The administration reports that 66-line items were eliminated, 226-line items were reduced, and 52-line items were consolidated. Basic education funding will receive $5.35-billion dollars in the new fiscal year. That’s down from a total of $5.77-billion dollars last year (a number which included federal stimulus dollars). The State System of Higher Education is already responding to 18% funding cuts. Its board of governors approved a 7.5% tuition hike on Thursday. Similarly, the state related universities (PSU, Pitt, Temple and Lincoln) face 19% reductions in state support.

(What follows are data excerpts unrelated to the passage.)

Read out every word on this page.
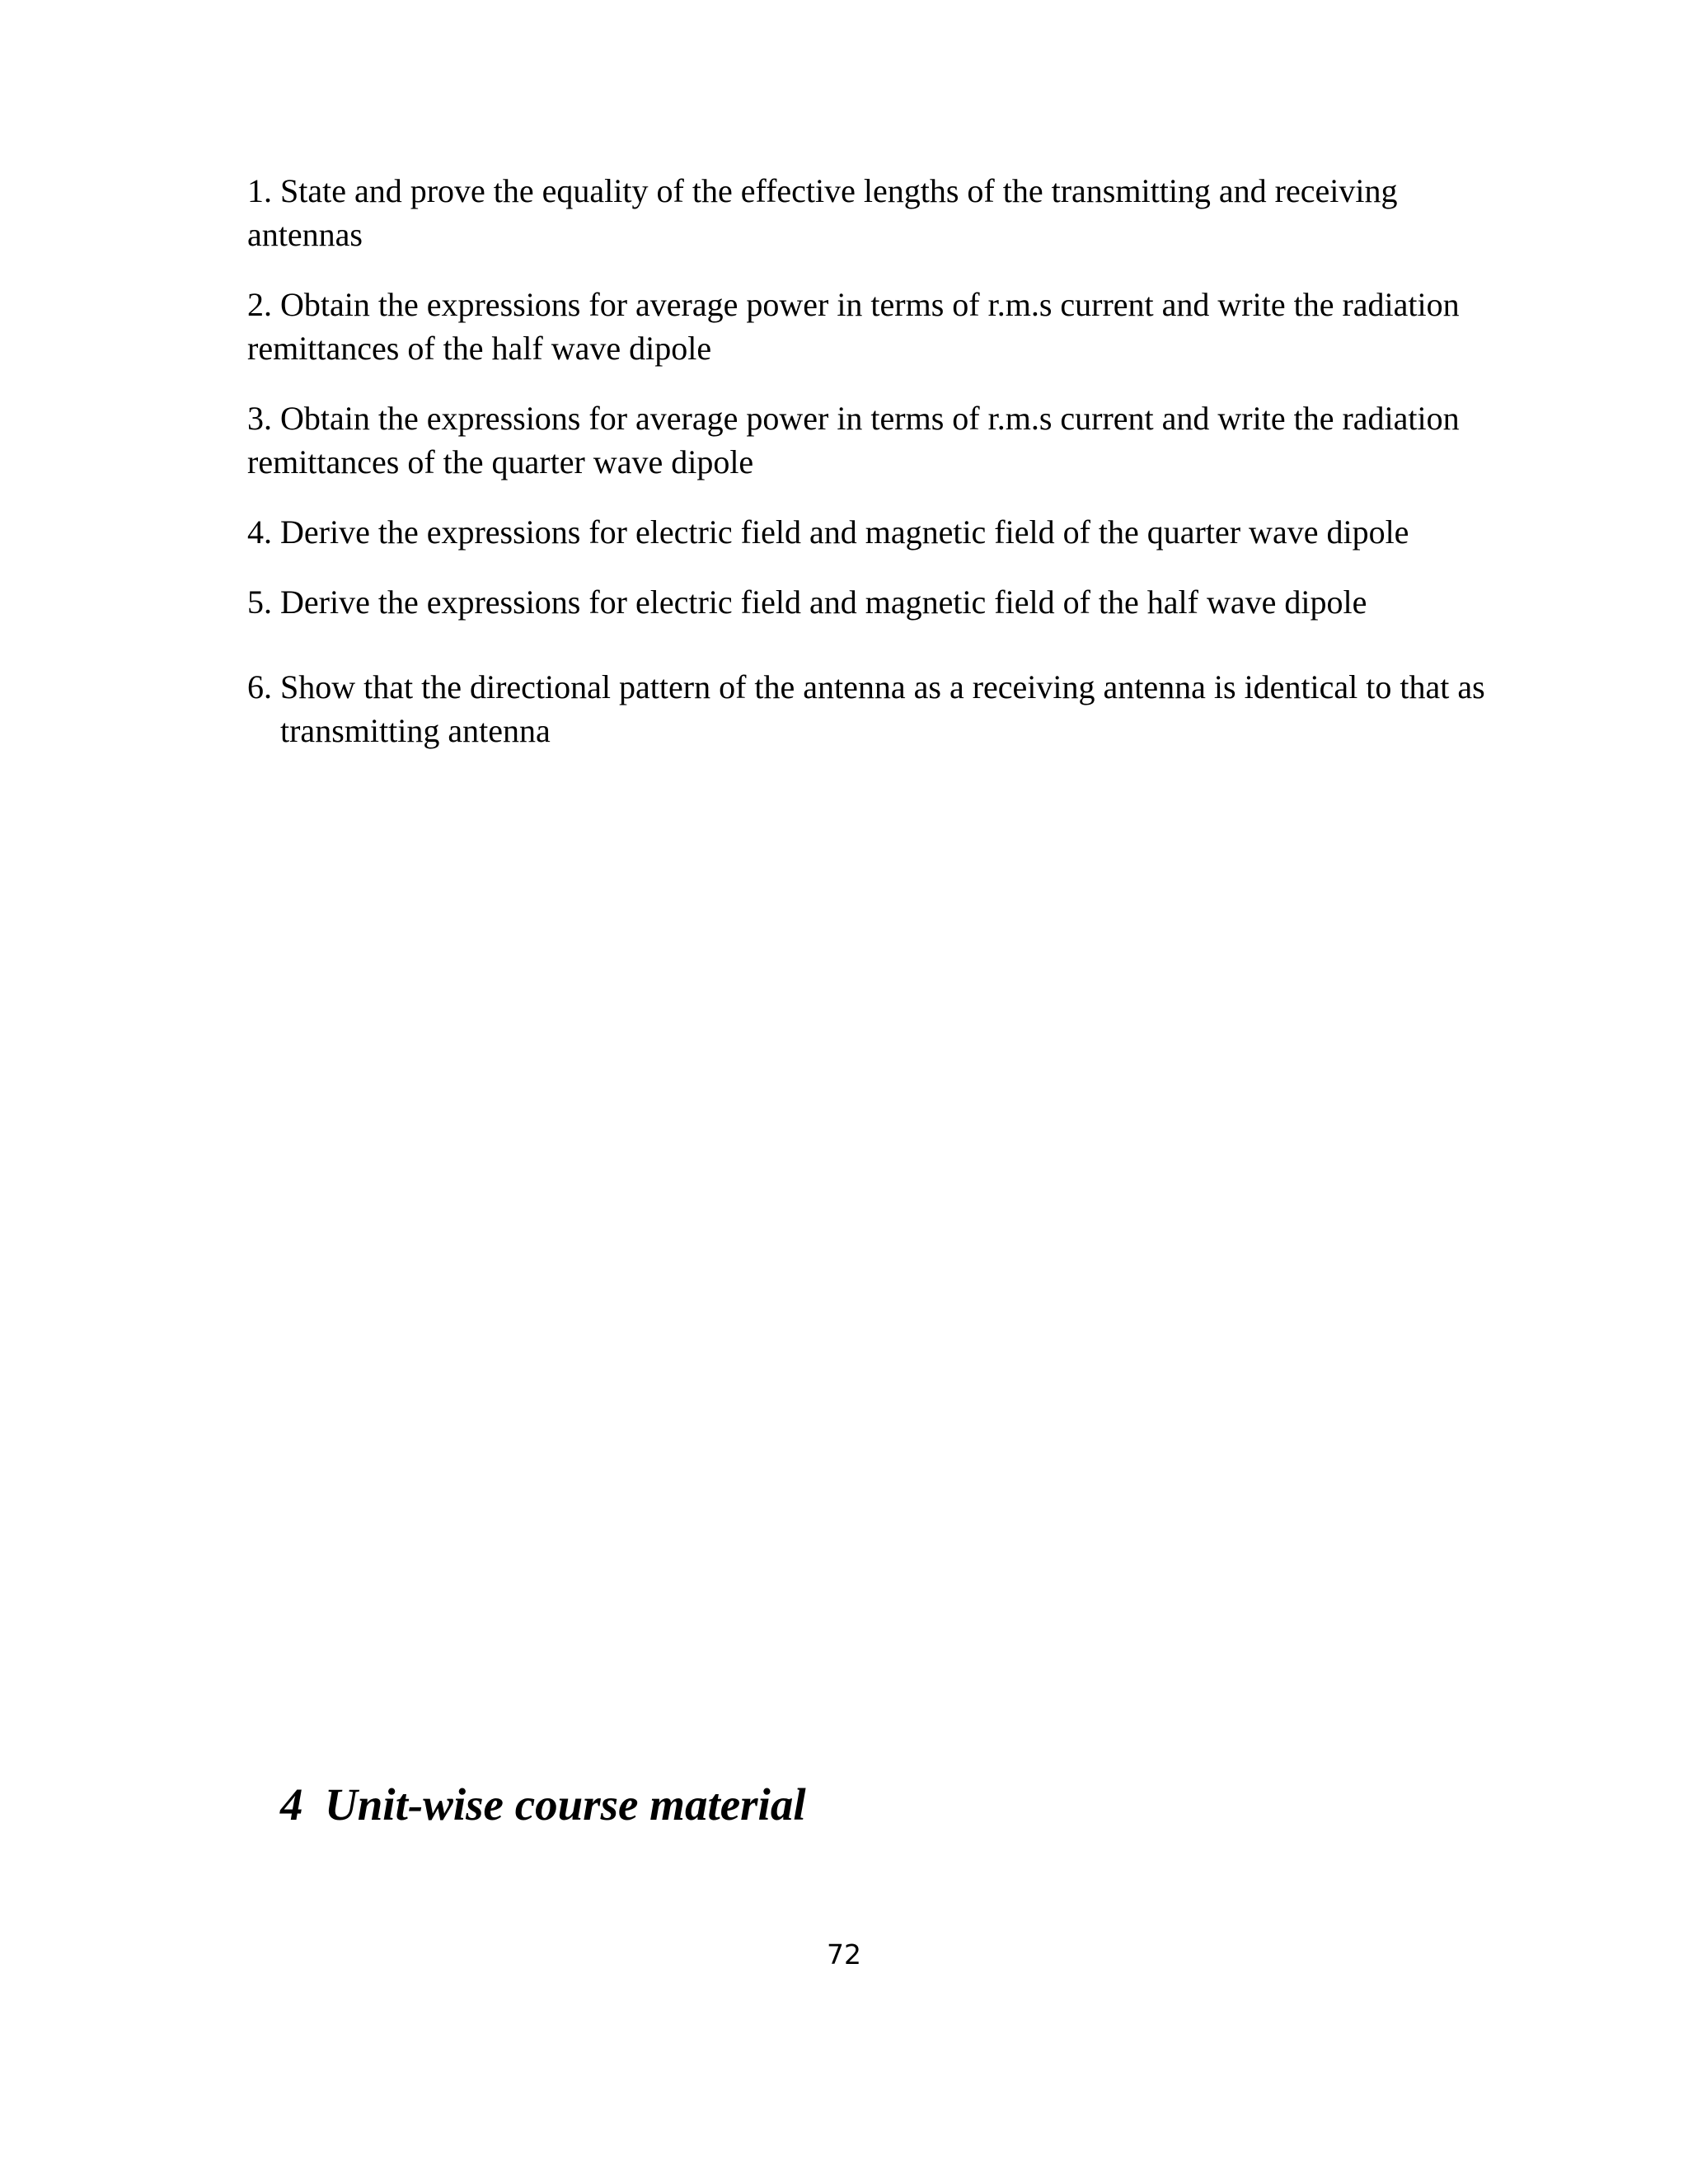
1. State and prove the equality of the effective lengths of the transmitting and receiving antennas

2. Obtain the expressions for average power in terms of r.m.s current and write the radiation remittances of the half wave dipole

3. Obtain the expressions for average power in terms of r.m.s current and write the radiation remittances of the quarter wave dipole

4. Derive the expressions for electric field and magnetic field of the quarter wave dipole

5. Derive the expressions for electric field and magnetic field of the half wave dipole

6. Show that the directional pattern of the antenna as a receiving antenna is identical to that as transmitting antenna

4 Unit-wise course material
72
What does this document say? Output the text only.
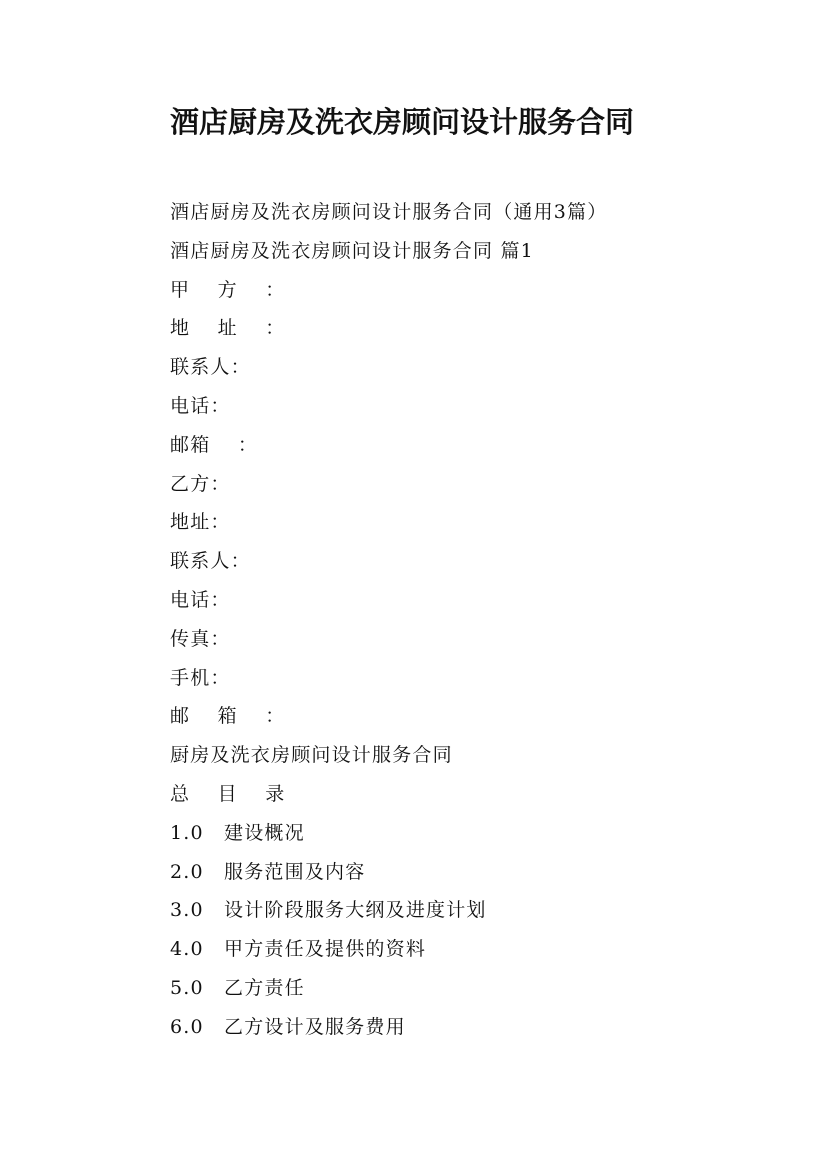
酒店厨房及洗衣房顾问设计服务合同
酒店厨房及洗衣房顾问设计服务合同（通用3篇）
酒店厨房及洗衣房顾问设计服务合同 篇1
甲　 方 　：
地　 址 　：
联系人：
电话：
邮箱　 ：
乙方：
地址：
联系人：
电话：
传真：
手机：
邮　 箱 　：
厨房及洗衣房顾问设计服务合同
总　 目　 录
1.0　建设概况
2.0　服务范围及内容
3.0　设计阶段服务大纲及进度计划
4.0　甲方责任及提供的资料
5.0　乙方责任
6.0　乙方设计及服务费用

Governor Corbett calls the lean spending plan an important first step in putting PA’s fiscal house back in order. “It spends no more than we have and it doesn’t pretend that we have more that we haven’t budgeted,” Corbett said referring to Democrats’ calls to use last year’s unexpected revenues to mitigate cuts to education and welfare programs.
At Thursday night’s bill signing, Governor Corbett said the budget was crafted to grow PA’s economy: “Make no mistake here. This is a budget for Pennsylvania families, for Pennsylvania working families. It is a budget that imposes no new taxes on them.”
Governor Corbett also hailed legislative passage of a new bill to limit Act 1 exceptions – thus requiring a voter referendum if a PA school district seeks to raise property taxes above the rate of inflation. While it was technically an unrelated bill, it represents a Corbett priority and the final piece of the budget package. “I believe we need to give the citizens of Pennsylvania, in the school districts, the ability to voice their opinion in more than just the election of school board directors,” Corbett tells reporters.
However, the Pennsylvania School Boards Association is concerned that this will result in additional reductions in educational programming. They know that voter referenda on property taxes are extremely difficult to approve. “The problem is, less than 25% of the population has children in schools, so there’s 75% of the population that the districts need to reach that they don’t necessarily reach on a routine basis,” says PSBA director of research Dave Davare. “Districts are not willy-nilly raising taxes,” Davare tells us.
With this year’s budget work behind them, the State House and Senate have each recessed until September. This marked the first time in nine years that PA’s state budget was signed by the constitutional deadline.